Expected increases in truck volumes over the next decade required significant funds to maintain road quality and road safety, Ms Fox said.

“I want to see safer roads and healthy communities on the East Coast, and rail provides that alternative option. Given the state of State Highway 2 and the impact continuous heavy trucking will have on this road, I am of the view that this — combined with the potential jobs growth to come out of utilising both rail and road transport for getting logs from forest to port — is crucial for the future development on the East Coast.”

The Napier-Gisborne line was mothballed at the end of 2012 after the line was badly damaged in the Beach Loop area by a storm earlier that year.
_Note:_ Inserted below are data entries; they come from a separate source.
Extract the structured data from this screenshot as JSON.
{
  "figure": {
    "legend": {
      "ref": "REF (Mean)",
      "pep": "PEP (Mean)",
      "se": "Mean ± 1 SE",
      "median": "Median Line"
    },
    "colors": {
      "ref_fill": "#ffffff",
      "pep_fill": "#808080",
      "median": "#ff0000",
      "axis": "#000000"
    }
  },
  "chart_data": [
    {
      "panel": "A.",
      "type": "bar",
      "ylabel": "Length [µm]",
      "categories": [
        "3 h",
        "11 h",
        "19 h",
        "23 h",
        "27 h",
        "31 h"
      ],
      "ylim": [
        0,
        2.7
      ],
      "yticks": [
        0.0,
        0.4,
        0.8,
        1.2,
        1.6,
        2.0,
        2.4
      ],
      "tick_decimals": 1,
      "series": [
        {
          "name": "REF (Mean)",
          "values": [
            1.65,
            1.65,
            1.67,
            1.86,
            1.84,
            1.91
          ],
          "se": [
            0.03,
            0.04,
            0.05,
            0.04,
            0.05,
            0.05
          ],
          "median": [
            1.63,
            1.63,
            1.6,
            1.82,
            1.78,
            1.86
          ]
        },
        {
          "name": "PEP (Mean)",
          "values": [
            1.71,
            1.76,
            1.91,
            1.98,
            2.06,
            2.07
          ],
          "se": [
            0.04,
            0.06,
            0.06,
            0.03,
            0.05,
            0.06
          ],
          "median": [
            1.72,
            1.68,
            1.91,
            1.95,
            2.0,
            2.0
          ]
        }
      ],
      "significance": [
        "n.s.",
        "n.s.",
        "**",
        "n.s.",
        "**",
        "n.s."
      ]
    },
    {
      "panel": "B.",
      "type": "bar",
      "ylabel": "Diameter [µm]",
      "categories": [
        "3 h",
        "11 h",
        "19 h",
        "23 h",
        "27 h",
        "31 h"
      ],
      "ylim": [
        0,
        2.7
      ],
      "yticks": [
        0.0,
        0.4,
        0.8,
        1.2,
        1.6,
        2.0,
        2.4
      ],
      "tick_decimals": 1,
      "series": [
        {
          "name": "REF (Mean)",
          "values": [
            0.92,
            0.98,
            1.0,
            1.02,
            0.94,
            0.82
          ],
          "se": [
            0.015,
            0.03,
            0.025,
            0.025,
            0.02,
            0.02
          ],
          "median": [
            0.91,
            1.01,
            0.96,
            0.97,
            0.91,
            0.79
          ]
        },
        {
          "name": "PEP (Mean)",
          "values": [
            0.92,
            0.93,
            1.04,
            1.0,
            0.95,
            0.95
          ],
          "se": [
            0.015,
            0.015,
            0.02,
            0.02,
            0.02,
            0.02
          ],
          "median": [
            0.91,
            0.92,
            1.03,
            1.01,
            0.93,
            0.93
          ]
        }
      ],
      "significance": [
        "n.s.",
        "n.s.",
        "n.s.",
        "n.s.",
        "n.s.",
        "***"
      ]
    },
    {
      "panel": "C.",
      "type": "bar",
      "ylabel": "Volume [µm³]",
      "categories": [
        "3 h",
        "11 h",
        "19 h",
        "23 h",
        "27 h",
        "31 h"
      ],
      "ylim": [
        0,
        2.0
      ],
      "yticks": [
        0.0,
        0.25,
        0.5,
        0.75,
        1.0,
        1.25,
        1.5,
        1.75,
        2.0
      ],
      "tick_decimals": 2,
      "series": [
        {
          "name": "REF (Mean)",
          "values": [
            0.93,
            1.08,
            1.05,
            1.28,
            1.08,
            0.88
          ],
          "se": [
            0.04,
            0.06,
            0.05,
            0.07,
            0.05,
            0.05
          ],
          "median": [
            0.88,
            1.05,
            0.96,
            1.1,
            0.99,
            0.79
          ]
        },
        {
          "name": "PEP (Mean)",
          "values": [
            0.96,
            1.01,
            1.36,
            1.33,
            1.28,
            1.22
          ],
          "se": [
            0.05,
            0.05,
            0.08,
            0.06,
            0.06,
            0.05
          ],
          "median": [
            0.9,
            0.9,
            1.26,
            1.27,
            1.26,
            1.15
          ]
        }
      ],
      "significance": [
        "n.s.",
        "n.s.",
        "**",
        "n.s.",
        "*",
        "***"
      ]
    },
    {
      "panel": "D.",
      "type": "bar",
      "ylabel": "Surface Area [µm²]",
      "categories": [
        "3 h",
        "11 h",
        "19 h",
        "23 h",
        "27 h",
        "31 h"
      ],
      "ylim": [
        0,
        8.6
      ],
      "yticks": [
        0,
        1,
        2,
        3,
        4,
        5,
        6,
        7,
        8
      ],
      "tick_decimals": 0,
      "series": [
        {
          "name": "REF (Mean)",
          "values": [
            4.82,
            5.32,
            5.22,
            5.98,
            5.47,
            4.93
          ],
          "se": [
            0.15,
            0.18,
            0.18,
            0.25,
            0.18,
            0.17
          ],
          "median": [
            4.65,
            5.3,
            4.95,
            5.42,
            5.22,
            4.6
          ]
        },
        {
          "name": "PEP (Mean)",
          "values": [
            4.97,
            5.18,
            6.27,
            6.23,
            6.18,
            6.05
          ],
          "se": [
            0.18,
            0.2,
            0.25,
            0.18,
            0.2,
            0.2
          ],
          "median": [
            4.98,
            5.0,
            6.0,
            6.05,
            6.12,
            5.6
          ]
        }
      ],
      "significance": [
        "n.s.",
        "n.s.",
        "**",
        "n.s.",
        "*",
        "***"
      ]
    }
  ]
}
KiwiRail and Napier Port intend to reopen the line between Napier and Wairoa next year. Speaking ahead of the meeting, Mr Peters told The Gisborne Herald that KiwiRail’s plan to re-open the Napier-Wairoa rail line showed the National Government’s desire to “run down rail” was wrong.

“KiwiRail has succumbed to pressure and with Napier Port will restore the line — but it’s a job half-done. Now KiwiRail must go to the next stage and reactivate the line between Wairoa and Eastland Port at Gisborne.”

It had been known for a long time that huge volumes of logs would have to be taken out of Wairoa and that if the rail lines were not in use, this would present major problems on East Coast roads, he said.

“Like all provincial roads, they are under strain from lack of funding. Washouts through flooding were just used as an excuse to mothball the Napier-Wairoa line and the Wairoa-Gisborne line. Work will now have to be done to upgrade the Napier-Wairoa line, which would not have been necessary had sanity prevailed and it had been kept in use.”